Hello team :wave: . I have a problem that I'm tryi...
# troubleshooting
l
Hello team 👋 . I have a problem that I'm trying to think through. I added a bunch of thoughts around it in my thread above, but I'll summarise under this thread. Any help appreciated.
Consider the following segment partitioning configuration
Copy code
"segmentPartitionConfig": {
        "columnPartitionMap": {
          "customerId": {
            "functionName": "Murmur",
            "numPartitions": 10
          }
        }
      }
customerId gets logically partitioned into 10 buckets, but in my case, some of these buckets are hotter than others, as some customers produce a lot more data than others. This means that during batch ingestion, the entire pipeline gets congested (using flink, the flink connector can only do one segment at a time currently). Instead of having a 1:1 relationship of Partition -> Sink, I could have multiple sinks per partition. I am currently experimenting with this using the following approach.

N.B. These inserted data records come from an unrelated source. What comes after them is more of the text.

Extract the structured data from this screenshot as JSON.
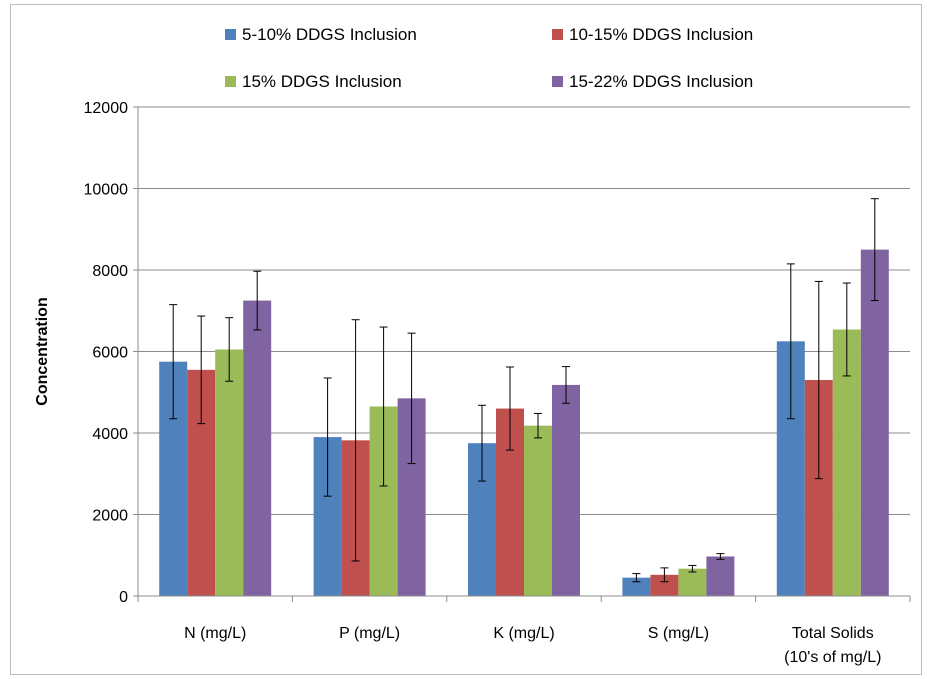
{
  "chart_data": {
    "type": "bar",
    "title": "",
    "xlabel": "",
    "ylabel": "Concentration",
    "ylim": [
      0,
      12000
    ],
    "yticks": [
      0,
      2000,
      4000,
      6000,
      8000,
      10000,
      12000
    ],
    "grid": true,
    "legend_position": "top",
    "categories": [
      [
        "N (mg/L)"
      ],
      [
        "P (mg/L)"
      ],
      [
        "K (mg/L)"
      ],
      [
        "S (mg/L)"
      ],
      [
        "Total Solids",
        "(10's of mg/L)"
      ]
    ],
    "series": [
      {
        "name": "5-10% DDGS Inclusion",
        "color": "#4f81bd",
        "values": [
          5750,
          3900,
          3750,
          450,
          6250
        ],
        "errors": [
          1400,
          1450,
          930,
          100,
          1900
        ]
      },
      {
        "name": "10-15% DDGS Inclusion",
        "color": "#c0504d",
        "values": [
          5550,
          3820,
          4600,
          520,
          5300
        ],
        "errors": [
          1320,
          2960,
          1020,
          170,
          2420
        ]
      },
      {
        "name": "15% DDGS Inclusion",
        "color": "#9bbb59",
        "values": [
          6050,
          4650,
          4180,
          670,
          6540
        ],
        "errors": [
          780,
          1950,
          300,
          80,
          1140
        ]
      },
      {
        "name": "15-22% DDGS Inclusion",
        "color": "#8064a2",
        "values": [
          7250,
          4850,
          5180,
          970,
          8500
        ],
        "errors": [
          720,
          1600,
          450,
          70,
          1250
        ]
      }
    ]
  }
}
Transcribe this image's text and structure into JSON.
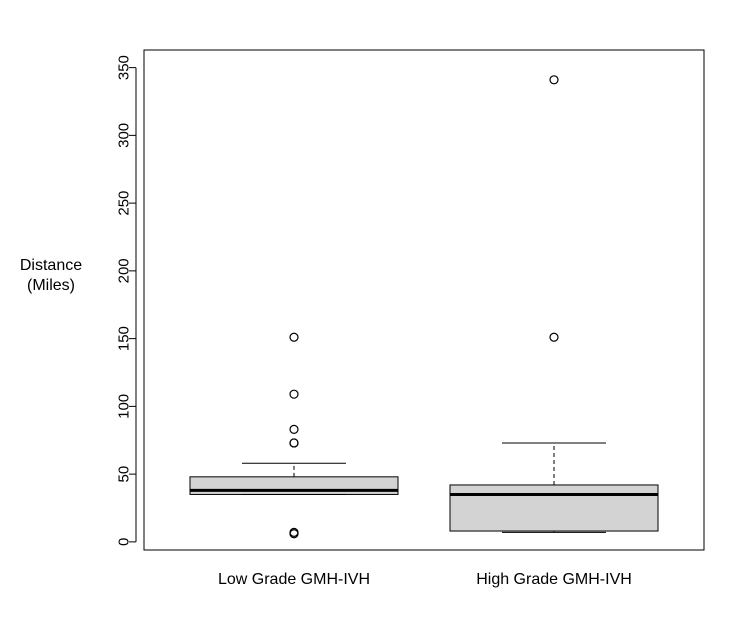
{
  "chart_data": {
    "type": "box",
    "ylabel_lines": [
      "Distance",
      "(Miles)"
    ],
    "ylim": [
      -6,
      363
    ],
    "yticks": [
      0,
      50,
      100,
      150,
      200,
      250,
      300,
      350
    ],
    "categories": [
      "Low Grade GMH-IVH",
      "High Grade GMH-IVH"
    ],
    "boxes": [
      {
        "name": "Low Grade GMH-IVH",
        "whisker_low": 35,
        "q1": 35,
        "median": 38,
        "q3": 48,
        "whisker_high": 58,
        "outliers": [
          151,
          109,
          83,
          73,
          73,
          7,
          6
        ]
      },
      {
        "name": "High Grade GMH-IVH",
        "whisker_low": 7,
        "q1": 8,
        "median": 35,
        "q3": 42,
        "whisker_high": 73,
        "outliers": [
          341,
          151
        ]
      }
    ],
    "colors": {
      "box_fill": "#d3d3d3",
      "stroke": "#000000"
    }
  }
}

Let's say I have 10 partitions, and 40 sinks. With this configuration, I could assign 4 sinks per actual segment partition. The way to achieve this would be
Copy code
var sinksPerPartition = 40 / 10; // 4
var primaryPartition = murmur2(document.getCustomerId()) % 10; // 0 - 9
var secondaryPartition = murmur2(document.getRecordId()) % sinksPerPartition;

var finalPartition = primaryPartition * sinksPerPartition + secondaryPartition;
This would assign 4 sinks per actual partition, allowing me to scale ingestion for large customers. However, there is one problem, and that is that for small customers, the amount of records per segment might end up very small. First of all, would this approach work in the first place? I guess even though this may work, it probably would be better to change the flink sink (https://github.com/apache/pinot/tree/master/pinot-connectors/pinot-flink-connector) to be able to build multiple segments concurrently, as this would have virtually the same benefit without having the limitation of potentially ending up with very small segments for some partitions.
Any thoughts on this?
m
Interesting. Both approaches make sense to me.